Monday, 28 April 2014

Kitab Kasyifatu Saja



KITAB KASYIFATU SAJA
Karya Syekh Nawawi Bantani


Oleh : Mulya 14113450009
Diajukan untuk Memenuhi Tugas UTS
Mata Kuliah: Studi Hadis Indonesia
Dosen Pengampu: Hj. Liya Aliyah, M.Ag



 













PROGRAM STUDI TAFSIR HADIS
FAKULTAS USHULUDDIN ADAB DAKWAH
INSTITUT AGAMA ISLAM NEGERI SYEKH NURJATI CIREBON
2014


KITAB KASYIFATU SAJA
A.    Pengertian Kitab Kasyifatu Saja
Kasyifatu Saja adalah kitab kuning yang menggunakan bahasa Arab yang ditulis oleh ulama salaf sekitar abad pertengahan, kitab tersebut dalam sistematika penulisannya sama dengan kitab kuning yang lain menggunakan kata-kata pasal atau kode sejenis seperti tamimmah, muhimmah, tanbih, far’ dan sebagainya.
Dalam penulisanya kitab Kasyifatu Saja berada di tengah-tengah halaman, karena memang kitab tersebut memuat penjelasan yang panjang dan komprehensif dari pengarang, kitab tersebut merupakan  syarh dari matn kitab Safinatu Naja karangan Salim bin Abdullah bin Samir al-Khudhori. Kitab ini (Kasyifatu Saja) membahas masalah tauhid dan fikh ibadah serta ada pembahasan tentang tasawuf.

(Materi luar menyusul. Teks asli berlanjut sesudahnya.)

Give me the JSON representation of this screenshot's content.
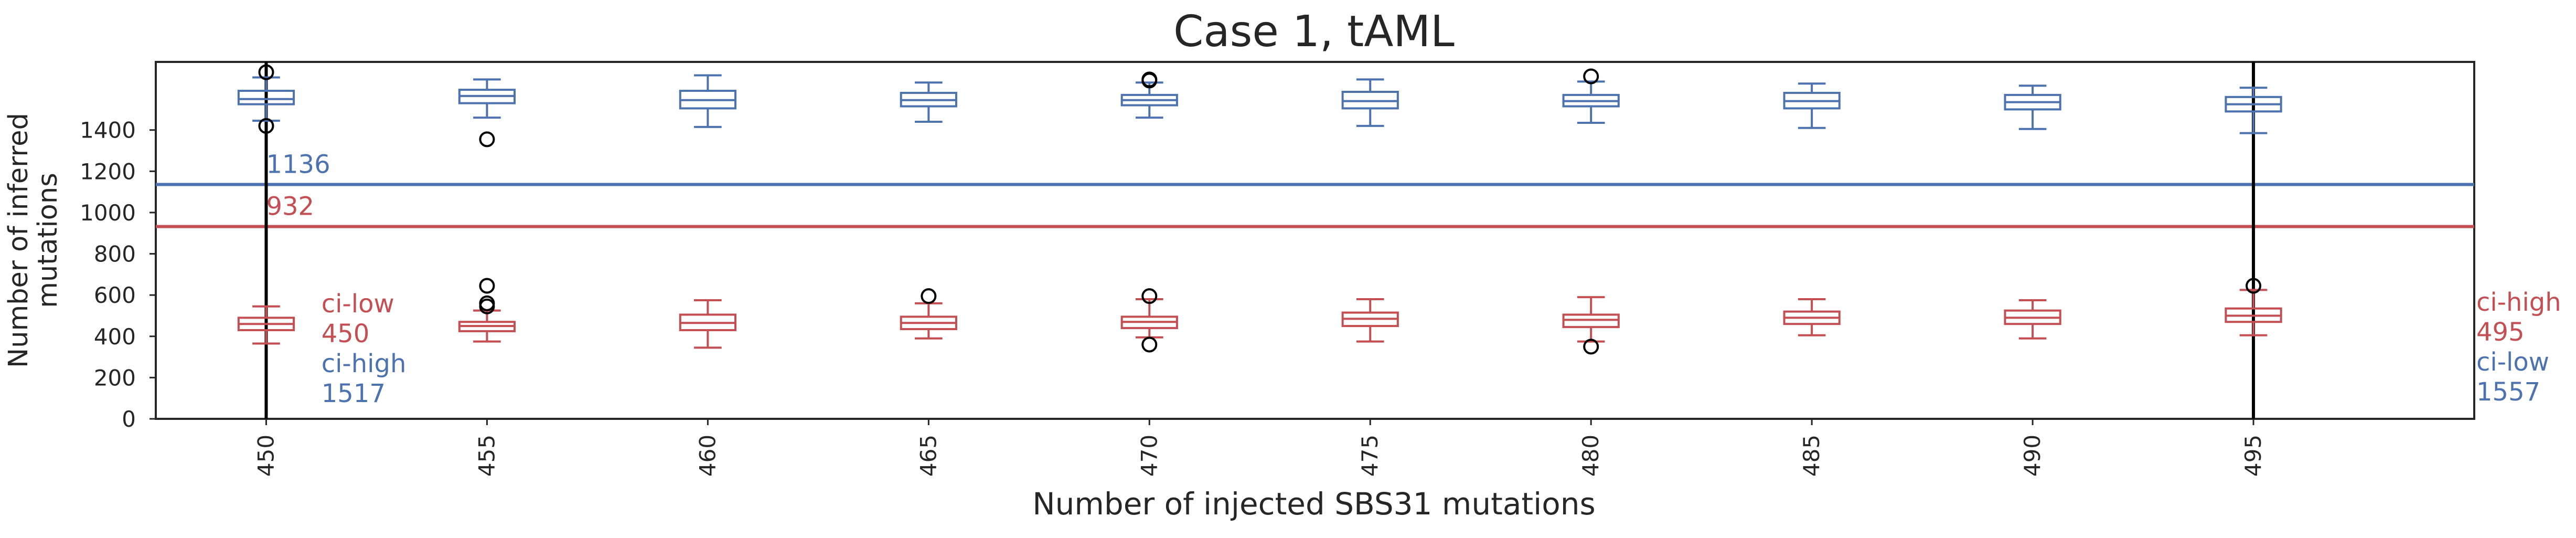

B.     Latar belakang Penulisan Kitab Kasyifatu Saja
Sebelum menjelaskan kitab Kasyifatu Saja, alangkah baik menyinggung latar belakang mengapa kitab Safinatu Naja (sebagai matn ) muncul di tengah–tengah masyarakat Islam, atau setidaknya ditulis oleh penulisnya Salim ibn Abdullah ibn Sumir al-Khudhori.
Kitab Safinatu Naja keberadaannya tidak dengan sendirinya, tetapi atas respon terhadap keadaan masyarakat yang terjadi ketika itu. Bahwa penulisnya kitab Safinatu Naja sangat membenci tarekat yang dianggapnya heterodoks, seperti tarekat Sammaniyah yang pada masa itu berkembang di Jakarta dan sekitarnya. Dapat diperkirarakan bahwa kehadiran Safinah pun dimaksudkan untuk mengembalikan ummat pada syari’ah. (Affandi  Mochtar, Tradisi Kitab Kuning sebuah Observasi Umum, 1999, hal. 64.)
Dari informasi di atas dapat dimengerti bahwa (matn) kitab Safinatu Naja yang ditulis oleh Salim ibn Abdullah ibn Sumair al-Khudhori, berisi pengetahuan dasar tentang aqidah dan fiqh ibadah. Maka dari itu Syekh Nawawi mencoba menyeimbangkan dengan memberikan warna menyinggung masalah tawawwuf pada kitab Kasyifatu Saja.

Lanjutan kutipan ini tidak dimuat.